公金含む5千万円、山分け 愛知・稲沢市職員互助会

公金含む5千万円、山分け 愛知・稲沢市職員互助会
2006年10月02日08時03分
 愛知県稲沢市から補助金を受けている市職員互助会が、周辺2町と合併直前の05年3月、互助会の04年度予算の一部(5149万円)を、会員である当時の市職員1185人全員に分配していたことがわかった。額は1人当たり平均約4万3000円。互助会事務局の市人事課は「合併を控え、いったん互助会を解散し予算を清算するため、会員に還元した」と説明している。だが、互助会の予算には公費が投入されており、総務省や市民オンブズマンから疑問の声が上がっている。

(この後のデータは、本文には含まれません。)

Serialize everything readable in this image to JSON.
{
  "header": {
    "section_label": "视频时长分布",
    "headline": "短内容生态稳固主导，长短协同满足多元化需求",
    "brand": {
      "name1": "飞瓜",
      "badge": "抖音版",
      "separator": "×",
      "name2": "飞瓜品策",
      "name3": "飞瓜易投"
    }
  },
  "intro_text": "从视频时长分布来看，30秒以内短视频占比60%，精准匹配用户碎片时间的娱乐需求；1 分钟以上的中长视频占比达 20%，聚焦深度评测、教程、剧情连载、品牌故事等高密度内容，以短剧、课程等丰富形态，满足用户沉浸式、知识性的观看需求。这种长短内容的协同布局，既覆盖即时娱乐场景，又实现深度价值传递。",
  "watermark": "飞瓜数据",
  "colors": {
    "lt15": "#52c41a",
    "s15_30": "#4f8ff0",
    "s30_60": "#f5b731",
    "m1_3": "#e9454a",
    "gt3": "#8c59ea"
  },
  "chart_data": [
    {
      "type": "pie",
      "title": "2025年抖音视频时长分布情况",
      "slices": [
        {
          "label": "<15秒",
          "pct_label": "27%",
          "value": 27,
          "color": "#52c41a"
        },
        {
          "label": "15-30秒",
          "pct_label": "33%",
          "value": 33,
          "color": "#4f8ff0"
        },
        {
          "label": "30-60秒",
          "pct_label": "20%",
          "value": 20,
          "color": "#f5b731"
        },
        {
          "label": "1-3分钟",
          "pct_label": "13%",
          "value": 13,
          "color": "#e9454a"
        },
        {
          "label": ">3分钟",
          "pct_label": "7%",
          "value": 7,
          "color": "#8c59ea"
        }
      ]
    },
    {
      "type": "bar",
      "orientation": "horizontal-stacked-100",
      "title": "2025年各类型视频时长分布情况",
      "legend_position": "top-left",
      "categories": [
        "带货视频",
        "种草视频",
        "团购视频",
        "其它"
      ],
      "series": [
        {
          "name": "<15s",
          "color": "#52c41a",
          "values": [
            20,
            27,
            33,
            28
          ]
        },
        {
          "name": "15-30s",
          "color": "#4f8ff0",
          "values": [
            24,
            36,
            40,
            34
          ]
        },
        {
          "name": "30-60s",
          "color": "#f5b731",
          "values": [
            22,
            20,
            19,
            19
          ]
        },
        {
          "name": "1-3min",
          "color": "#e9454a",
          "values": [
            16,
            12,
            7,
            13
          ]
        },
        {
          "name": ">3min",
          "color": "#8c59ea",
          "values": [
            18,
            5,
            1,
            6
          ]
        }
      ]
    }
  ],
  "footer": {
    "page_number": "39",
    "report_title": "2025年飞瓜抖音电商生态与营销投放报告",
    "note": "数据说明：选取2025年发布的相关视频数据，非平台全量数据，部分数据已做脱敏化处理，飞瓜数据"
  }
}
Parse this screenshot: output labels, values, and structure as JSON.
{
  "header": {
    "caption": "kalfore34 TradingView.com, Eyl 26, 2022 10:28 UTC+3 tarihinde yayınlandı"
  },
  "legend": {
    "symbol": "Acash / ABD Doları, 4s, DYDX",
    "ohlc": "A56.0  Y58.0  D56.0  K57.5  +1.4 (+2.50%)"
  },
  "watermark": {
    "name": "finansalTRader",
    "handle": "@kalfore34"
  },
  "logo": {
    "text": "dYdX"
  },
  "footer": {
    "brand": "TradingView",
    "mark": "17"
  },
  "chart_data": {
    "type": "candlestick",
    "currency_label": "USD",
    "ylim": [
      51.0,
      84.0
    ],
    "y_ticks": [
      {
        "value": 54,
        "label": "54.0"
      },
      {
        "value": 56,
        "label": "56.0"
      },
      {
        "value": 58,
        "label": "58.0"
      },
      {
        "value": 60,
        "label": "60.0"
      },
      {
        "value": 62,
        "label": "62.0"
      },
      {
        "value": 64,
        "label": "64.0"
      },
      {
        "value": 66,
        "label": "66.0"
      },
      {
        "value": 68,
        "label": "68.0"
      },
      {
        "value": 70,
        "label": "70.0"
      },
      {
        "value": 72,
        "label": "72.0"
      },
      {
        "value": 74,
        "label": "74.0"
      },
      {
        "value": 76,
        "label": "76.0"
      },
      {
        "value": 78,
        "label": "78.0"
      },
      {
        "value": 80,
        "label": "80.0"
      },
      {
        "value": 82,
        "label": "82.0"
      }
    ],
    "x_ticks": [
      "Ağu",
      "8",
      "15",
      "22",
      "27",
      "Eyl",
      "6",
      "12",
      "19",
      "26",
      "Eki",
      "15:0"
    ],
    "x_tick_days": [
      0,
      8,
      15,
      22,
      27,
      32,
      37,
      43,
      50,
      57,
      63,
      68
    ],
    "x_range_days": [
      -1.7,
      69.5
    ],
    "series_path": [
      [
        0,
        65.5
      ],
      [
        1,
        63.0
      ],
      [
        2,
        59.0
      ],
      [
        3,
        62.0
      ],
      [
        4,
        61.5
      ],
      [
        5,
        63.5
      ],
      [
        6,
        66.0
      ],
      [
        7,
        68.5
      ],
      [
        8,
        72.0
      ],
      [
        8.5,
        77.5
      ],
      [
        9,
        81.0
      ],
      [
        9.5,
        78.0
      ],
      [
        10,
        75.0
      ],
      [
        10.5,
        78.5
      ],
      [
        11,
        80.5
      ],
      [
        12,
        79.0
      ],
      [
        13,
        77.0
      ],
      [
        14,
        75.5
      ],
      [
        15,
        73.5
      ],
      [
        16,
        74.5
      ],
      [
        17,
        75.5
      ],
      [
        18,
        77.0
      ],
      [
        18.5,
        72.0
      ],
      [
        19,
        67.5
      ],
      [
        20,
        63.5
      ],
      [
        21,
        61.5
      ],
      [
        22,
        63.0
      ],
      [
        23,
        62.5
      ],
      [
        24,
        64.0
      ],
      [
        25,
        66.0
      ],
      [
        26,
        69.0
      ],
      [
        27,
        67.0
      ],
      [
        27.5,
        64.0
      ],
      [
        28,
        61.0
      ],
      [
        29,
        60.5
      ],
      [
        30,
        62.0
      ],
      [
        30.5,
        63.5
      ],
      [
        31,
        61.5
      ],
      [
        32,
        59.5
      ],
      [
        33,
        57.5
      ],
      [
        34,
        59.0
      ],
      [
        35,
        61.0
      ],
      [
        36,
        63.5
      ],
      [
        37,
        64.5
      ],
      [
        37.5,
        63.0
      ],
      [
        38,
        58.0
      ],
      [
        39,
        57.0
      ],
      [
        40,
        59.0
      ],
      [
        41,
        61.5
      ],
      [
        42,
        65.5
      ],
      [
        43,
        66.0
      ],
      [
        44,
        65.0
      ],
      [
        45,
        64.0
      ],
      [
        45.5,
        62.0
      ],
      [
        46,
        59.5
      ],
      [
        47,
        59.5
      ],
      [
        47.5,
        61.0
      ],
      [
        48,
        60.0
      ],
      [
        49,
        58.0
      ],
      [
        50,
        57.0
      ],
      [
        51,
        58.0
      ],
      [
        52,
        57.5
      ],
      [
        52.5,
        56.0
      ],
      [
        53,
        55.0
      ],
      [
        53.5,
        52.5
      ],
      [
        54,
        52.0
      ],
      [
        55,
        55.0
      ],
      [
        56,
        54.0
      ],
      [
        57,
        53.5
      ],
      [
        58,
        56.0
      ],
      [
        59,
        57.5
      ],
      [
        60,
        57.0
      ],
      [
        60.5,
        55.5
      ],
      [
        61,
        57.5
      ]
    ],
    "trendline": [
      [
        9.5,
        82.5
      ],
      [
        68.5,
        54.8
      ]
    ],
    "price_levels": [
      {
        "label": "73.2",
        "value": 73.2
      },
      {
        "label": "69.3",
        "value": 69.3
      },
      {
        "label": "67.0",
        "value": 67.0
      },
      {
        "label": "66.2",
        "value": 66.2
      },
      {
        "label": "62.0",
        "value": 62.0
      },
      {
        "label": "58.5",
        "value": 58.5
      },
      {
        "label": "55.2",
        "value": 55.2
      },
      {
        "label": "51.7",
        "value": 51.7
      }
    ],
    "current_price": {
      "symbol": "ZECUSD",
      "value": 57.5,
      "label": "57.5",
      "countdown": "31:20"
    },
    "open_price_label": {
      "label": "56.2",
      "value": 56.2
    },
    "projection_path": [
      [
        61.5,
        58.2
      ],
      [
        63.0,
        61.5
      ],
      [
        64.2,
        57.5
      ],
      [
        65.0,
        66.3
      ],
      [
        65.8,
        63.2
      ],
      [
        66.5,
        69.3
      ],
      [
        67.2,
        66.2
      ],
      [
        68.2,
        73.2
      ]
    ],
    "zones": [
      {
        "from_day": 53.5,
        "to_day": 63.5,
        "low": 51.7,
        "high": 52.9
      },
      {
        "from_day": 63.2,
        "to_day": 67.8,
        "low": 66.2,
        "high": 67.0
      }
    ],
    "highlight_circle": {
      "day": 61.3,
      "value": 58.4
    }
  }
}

 市人事課によると、当時、市職員は基本給の0.4%を互助会の会費として毎月支払う一方、市はその1.5倍の額を互助会に補助していた。04年度決算では、会費は約1740万円、補助金は約2610万円。

 互助会は04年度まで、退職者に在籍年数に2500円を乗じた額を支給してきた。今回のような解散に伴う清算については規則がなく、急きょ特例を設け、「退会給付金」を在籍年数に応じて支給。支給額は退職者への支給と同様に計算し、05年3月末、全職員の口座に振り込んだ。

 税金が含まれた互助会の予算を分配したことについて、市人事課は「適切な処理だった」と説明している。

 しかし、総務省福利課も「公務員は国民に対しての奉仕者であり、信頼が根底にある。稲沢市の場合、市民に説明できるのか、理解が得られるのかという点で問題があるのではないか」。名古屋市オンブズマンの新海聡弁護士は「出資割合に応じて市に戻すのが常識。公費への意識がマヒしており、不当だ」と指摘する。

 公費での補助自体は地方公務員法で認められているが、その補助金を含む予算を会員に分配することを、法律で直接規定した条文はない。民事で不当利得返還を請求される可能性はあるという。